Can You Trust Your Own Experience?
Still convinced that you can trust your own experience? The behaviors of people using VR or AR are affected by characteristics and timing factors that you might not think would affect them. VR and AR designers have tremendous opportunities to influence people’s experiences and subsequent beliefs about those experiences. The focus of the Extended Mind blog is persuading people that their emotions and decisions are influenced by cues from the environment and the ways that they move their body.
Here’s a short (5 minute) video that explains how humans rely on cues that come in from the environment that aren’t sight, hearing, taste, touch, or smell.
It’s always a combination of many senses that is producing your experience of consciousness at any time.

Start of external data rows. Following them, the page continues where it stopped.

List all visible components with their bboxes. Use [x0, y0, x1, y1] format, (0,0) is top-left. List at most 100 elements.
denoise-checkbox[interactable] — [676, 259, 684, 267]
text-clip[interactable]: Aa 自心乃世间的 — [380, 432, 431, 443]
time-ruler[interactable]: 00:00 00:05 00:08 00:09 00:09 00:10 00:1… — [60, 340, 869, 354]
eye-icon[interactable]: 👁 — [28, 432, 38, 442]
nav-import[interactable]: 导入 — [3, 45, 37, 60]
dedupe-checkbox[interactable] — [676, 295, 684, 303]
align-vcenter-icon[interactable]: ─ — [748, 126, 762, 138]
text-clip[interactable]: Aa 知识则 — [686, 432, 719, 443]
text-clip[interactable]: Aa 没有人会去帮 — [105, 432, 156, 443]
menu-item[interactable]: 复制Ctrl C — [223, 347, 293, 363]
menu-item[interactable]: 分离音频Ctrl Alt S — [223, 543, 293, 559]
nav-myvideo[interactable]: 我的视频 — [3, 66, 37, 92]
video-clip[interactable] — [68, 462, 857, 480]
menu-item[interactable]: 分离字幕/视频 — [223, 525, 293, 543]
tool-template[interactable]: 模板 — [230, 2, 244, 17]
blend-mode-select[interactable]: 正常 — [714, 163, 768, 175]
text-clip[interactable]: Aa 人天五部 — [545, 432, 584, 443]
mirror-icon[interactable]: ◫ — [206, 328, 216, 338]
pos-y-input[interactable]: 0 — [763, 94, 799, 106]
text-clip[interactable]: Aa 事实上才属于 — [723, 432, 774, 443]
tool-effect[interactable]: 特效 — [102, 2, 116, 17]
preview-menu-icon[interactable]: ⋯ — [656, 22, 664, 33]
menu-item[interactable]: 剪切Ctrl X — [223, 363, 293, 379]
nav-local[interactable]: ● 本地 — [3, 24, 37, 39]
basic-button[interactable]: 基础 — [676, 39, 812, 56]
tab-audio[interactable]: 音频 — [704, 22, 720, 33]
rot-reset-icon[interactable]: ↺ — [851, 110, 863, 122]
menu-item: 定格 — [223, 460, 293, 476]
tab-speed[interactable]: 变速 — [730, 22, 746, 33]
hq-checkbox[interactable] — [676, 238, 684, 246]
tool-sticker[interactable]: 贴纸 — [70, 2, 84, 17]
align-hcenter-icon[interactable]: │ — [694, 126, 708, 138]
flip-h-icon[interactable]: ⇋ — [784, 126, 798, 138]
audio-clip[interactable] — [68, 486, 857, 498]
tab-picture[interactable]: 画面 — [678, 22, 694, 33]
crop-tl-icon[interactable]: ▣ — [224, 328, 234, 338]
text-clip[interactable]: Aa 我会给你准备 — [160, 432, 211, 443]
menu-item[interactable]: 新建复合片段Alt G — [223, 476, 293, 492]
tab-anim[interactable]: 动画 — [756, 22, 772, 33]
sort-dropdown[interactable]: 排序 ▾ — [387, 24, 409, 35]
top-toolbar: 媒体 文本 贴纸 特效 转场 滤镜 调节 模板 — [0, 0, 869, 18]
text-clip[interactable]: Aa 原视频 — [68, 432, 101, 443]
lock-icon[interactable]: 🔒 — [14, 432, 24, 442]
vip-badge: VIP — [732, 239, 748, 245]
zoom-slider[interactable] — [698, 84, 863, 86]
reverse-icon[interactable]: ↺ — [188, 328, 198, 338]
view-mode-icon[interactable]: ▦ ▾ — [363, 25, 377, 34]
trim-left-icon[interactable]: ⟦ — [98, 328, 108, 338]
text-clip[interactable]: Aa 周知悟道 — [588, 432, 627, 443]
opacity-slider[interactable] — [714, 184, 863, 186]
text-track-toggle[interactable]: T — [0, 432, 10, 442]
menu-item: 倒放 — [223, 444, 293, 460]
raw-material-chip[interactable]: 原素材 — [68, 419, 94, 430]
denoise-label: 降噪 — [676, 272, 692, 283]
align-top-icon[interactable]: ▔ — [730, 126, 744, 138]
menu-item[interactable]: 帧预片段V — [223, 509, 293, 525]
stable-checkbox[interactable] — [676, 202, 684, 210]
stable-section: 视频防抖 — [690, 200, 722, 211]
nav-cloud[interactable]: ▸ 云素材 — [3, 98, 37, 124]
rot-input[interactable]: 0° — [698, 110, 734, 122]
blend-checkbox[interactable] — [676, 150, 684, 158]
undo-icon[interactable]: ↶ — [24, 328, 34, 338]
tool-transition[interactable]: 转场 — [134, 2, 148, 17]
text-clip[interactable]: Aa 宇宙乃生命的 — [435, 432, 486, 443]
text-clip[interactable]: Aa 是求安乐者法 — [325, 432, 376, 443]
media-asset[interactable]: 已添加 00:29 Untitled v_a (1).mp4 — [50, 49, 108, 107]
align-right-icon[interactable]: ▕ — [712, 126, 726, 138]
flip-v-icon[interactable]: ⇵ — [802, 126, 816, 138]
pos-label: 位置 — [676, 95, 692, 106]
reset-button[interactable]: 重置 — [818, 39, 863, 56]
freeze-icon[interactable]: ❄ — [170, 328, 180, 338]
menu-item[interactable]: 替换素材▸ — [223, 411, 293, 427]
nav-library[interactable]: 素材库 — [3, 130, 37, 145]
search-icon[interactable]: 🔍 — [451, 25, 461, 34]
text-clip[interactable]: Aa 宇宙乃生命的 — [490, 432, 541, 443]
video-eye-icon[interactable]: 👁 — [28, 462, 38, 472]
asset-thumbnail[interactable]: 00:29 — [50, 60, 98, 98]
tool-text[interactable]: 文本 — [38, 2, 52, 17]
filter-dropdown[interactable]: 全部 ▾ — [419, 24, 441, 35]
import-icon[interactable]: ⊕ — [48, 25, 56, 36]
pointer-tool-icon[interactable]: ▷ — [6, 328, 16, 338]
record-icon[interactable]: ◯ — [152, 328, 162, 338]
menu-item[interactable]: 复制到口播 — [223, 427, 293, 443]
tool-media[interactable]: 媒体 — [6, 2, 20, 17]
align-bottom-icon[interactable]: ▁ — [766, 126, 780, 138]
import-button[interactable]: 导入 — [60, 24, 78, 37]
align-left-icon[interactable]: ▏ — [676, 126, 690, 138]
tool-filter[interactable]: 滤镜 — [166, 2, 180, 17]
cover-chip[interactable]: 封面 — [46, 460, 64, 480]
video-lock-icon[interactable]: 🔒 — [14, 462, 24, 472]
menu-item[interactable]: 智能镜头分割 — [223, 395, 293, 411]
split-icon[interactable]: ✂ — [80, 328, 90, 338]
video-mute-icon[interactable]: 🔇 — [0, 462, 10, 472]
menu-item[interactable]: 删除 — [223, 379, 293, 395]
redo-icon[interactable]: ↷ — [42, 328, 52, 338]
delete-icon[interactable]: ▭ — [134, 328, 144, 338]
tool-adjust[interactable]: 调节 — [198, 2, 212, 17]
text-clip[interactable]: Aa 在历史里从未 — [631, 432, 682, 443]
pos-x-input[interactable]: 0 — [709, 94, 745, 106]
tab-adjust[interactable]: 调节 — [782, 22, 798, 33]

Here’s a transcript of the most important part of the video for VR/AR designers. From Barry C. Smith:
We are not as good as learning about our experiences as we think that we are…Many of these senses are occurring at the same time and talking to one another. Take sight for example, you think that you couldn’t confuse seeing with another sense and yet it’s easily manipulated by one of your other senses. Next time you sit on an airplane…look along the cabin as you sit on the ground and you’ll see everything in relation to you. Now, look again when you’re in the climb and you’ve taken off. It will now look as if the front of the cabin is higher than you. Now how can it look that way because you’re in exactly the same optical/visual relationship to everything in the cabin. So what we know is that because of your sense of balance and your ear canals telling you that you’re tilting backwards and also perhaps the rush in the chest feeling the engines that’s actually influencing the visual scene and it’s changing the visual scene.
Additional evidence shows that human perceptions are influenced by sensory information in unexpected ways. In one psychology study, researchers put backpacks on students and then asked them to guess the steepness of a hill. They manipulated how heavy or light the backpacks were. The people who wore the heavy backpack judged the same hill as more steep. In the same study, the other people to judge the hill as more steep were those who were fatigued, out of shape, or elderly. That means that putting a heavy backpack on people results in the same steepness evaluations as someone in declining health! That’s a surprising result if you would anticipate that the steepness of the hill would be a constant across many different types of people.
Takeaways for VR/AR designers are:
- People tend to rely on their own experiences, but they do not have full conscious access to all of their experiences and their judgments.
- People have more than five senses to provide them sensory information.
- People can experience the same digital environment in many different ways. Test your experience with a diverse group of people to gather a range of perspectives.
Further Reading
Bhalla, M., & Proffitt, D. R. (1999). Visual–motor recalibration in geographical slant perception. Journal of Experimental Psychology: Human Perception and Performance, 25(4), 1076.
Barry C. Smith. Aristotle was wrong and so are we: there are far more than five senses. Aeon Video October 31, 2016.